Mendel Monohybrid (3 :1)
Erwartete Phänotyp-Verhältnisse bei einem monohybriden Erbgang in der F2-Generation: Ndom = N · 3/4, Nrez = N · 1/4.
Mendel Monohybrid (3:1) berechnen
Erwartete Phänotyp-Verhältnisse bei einem monohybriden Erbgang in der F2-Generation: Ndom = N · 3/4, Nrez = N · 1/4.
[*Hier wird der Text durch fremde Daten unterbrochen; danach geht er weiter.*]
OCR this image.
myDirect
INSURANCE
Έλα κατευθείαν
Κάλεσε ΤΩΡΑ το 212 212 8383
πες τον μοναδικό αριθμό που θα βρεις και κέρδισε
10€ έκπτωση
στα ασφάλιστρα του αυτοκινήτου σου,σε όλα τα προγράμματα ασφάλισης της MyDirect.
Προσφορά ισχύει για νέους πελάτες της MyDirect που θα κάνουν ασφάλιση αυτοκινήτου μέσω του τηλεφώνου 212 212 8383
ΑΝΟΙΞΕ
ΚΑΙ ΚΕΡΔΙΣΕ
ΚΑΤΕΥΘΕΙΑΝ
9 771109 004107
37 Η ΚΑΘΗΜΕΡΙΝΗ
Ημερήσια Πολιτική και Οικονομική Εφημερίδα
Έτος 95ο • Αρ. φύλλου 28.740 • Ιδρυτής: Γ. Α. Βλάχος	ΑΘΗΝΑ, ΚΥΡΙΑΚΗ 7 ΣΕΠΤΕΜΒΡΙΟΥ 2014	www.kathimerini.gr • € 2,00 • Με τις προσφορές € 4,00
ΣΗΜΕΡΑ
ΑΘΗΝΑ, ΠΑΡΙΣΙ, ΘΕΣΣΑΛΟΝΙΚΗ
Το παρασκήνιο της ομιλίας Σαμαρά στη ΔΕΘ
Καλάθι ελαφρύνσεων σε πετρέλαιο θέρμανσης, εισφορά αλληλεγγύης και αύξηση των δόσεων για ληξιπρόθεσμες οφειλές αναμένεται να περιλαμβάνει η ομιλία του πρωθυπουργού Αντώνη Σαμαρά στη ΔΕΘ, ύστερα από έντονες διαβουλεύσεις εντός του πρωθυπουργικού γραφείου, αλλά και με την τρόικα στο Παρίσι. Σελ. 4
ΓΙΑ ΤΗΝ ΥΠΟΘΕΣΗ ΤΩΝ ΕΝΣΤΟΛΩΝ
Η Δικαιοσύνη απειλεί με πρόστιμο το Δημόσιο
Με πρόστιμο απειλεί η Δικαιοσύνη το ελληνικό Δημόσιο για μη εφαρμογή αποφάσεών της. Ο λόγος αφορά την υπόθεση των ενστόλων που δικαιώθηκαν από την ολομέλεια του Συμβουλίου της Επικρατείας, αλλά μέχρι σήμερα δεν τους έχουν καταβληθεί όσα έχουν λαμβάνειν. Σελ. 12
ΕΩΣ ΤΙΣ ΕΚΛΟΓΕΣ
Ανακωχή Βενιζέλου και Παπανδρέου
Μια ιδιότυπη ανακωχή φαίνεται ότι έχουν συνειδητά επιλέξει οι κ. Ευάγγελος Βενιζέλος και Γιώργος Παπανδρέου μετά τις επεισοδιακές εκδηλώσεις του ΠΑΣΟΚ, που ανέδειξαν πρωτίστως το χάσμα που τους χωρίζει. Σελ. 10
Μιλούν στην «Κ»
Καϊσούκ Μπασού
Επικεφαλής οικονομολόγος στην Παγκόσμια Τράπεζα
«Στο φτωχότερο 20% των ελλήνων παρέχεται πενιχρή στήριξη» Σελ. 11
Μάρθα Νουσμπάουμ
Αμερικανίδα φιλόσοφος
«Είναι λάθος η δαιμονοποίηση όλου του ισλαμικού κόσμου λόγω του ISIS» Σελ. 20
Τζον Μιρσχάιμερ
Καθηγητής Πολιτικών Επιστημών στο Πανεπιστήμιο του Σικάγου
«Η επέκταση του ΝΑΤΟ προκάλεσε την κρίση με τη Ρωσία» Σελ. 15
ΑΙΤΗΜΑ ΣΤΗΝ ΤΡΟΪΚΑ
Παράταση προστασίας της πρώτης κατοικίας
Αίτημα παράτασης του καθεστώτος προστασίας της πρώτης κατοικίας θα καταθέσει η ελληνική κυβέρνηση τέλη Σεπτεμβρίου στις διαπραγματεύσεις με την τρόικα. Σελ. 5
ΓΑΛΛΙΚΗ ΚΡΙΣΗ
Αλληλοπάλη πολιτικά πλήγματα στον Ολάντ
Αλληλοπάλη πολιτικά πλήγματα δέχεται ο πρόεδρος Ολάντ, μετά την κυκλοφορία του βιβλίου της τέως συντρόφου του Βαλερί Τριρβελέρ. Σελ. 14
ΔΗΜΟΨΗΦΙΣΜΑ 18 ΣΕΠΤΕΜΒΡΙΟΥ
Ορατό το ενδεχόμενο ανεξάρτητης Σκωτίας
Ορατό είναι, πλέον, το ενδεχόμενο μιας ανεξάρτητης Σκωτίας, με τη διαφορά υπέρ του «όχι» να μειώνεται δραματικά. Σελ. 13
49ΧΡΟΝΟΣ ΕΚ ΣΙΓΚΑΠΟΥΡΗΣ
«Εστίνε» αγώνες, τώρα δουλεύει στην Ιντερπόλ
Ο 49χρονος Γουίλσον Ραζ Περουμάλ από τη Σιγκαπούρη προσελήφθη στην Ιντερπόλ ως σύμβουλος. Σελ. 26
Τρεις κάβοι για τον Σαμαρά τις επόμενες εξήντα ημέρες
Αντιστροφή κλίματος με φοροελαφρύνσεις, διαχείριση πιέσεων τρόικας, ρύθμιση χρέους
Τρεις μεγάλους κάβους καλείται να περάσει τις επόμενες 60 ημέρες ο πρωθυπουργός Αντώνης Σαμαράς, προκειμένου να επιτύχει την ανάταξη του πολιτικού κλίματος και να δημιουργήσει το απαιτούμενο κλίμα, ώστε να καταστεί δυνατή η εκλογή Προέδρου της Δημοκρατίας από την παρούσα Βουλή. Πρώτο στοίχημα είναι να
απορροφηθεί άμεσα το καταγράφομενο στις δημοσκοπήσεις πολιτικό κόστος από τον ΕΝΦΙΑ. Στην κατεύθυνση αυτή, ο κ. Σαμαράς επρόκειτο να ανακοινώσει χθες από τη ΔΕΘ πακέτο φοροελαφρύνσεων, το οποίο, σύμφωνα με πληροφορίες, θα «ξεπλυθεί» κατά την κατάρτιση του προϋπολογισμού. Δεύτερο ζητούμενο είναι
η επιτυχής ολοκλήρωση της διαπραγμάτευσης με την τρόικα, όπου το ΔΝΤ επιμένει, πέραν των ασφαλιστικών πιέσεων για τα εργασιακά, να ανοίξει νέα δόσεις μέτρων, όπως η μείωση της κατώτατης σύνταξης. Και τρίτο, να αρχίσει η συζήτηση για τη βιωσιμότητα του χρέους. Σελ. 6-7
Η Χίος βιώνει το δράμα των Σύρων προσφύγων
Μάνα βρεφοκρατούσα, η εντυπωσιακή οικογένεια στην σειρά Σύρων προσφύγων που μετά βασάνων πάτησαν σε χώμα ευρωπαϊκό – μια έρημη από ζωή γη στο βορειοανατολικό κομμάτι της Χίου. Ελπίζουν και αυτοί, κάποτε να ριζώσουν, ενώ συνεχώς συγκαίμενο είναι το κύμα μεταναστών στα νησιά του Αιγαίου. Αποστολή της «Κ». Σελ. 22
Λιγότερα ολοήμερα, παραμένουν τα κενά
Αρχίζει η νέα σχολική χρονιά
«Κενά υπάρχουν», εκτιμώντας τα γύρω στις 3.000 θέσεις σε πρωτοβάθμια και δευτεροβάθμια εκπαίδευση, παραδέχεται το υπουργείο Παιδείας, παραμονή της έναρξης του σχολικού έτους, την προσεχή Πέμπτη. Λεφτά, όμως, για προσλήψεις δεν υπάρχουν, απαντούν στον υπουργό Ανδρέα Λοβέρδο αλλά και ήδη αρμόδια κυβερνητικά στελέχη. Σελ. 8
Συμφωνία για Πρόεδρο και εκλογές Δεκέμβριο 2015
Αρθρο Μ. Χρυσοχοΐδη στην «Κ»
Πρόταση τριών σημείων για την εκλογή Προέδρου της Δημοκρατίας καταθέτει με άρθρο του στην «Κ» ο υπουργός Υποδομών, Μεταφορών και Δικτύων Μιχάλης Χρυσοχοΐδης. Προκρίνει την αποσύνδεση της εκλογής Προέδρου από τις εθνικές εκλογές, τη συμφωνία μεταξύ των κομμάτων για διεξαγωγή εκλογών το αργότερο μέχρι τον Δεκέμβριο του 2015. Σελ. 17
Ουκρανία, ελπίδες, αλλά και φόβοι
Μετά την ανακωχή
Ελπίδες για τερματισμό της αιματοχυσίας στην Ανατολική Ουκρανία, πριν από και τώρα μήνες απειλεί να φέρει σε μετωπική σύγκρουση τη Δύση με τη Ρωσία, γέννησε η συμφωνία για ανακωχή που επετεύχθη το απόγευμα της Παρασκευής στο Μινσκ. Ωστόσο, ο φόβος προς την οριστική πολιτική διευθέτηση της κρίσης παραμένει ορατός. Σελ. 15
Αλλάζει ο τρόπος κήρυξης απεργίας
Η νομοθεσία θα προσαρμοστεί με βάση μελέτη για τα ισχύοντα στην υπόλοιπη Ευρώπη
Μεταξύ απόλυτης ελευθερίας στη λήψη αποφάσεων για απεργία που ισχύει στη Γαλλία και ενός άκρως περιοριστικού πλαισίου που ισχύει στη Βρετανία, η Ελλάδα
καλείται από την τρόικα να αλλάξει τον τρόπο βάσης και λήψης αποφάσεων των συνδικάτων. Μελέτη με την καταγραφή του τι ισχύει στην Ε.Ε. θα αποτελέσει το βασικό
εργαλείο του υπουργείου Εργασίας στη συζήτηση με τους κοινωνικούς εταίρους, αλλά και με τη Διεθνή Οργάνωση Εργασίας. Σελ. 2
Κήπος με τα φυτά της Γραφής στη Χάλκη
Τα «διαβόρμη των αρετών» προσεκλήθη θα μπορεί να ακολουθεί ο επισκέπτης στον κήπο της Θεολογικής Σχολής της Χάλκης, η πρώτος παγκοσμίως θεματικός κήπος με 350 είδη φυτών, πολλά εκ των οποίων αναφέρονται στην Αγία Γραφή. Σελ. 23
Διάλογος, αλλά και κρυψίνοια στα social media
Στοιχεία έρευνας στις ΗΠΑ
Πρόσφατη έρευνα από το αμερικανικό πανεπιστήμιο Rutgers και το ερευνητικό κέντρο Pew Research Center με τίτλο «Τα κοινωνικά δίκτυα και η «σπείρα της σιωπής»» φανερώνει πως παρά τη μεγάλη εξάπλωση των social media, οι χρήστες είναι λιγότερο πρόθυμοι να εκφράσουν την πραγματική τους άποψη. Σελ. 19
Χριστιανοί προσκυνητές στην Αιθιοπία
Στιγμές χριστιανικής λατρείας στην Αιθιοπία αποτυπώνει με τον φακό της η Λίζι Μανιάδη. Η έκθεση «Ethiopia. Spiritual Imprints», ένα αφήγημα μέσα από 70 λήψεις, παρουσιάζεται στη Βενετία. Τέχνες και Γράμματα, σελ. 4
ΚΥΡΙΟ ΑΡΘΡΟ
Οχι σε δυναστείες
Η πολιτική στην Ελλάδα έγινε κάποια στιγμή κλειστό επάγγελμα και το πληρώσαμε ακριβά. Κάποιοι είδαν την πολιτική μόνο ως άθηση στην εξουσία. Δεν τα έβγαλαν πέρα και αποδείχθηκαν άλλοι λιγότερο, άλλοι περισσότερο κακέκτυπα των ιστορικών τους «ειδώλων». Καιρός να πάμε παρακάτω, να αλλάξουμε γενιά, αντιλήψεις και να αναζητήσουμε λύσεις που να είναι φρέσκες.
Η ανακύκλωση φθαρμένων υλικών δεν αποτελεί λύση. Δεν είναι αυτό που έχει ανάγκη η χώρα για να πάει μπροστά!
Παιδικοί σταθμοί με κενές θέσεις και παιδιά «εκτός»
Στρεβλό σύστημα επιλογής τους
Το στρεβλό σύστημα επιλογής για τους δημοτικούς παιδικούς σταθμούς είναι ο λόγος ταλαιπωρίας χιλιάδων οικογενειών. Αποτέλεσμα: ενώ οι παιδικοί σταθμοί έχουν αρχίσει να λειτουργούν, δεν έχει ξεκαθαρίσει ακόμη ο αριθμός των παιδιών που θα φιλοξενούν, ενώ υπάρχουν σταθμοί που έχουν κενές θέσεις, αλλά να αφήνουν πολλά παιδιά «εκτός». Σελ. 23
- Ndom — Dominante Nachkommen
- Nrez — Rezessive Nachkommen
- N — Gesamtnachkommen
Worum geht es?
Beim monohybriden Erbgang wird ein einzelnes Merkmal mit zwei Allelvarianten verfolgt. Kreuzt man heterozygote Eltern (Aa × Aa), so erscheint in der F2-Generation der dominante Phänotyp dreimal so häufig wie der rezessive — das klassische 3:1-Verhältnis Gregor Mendels.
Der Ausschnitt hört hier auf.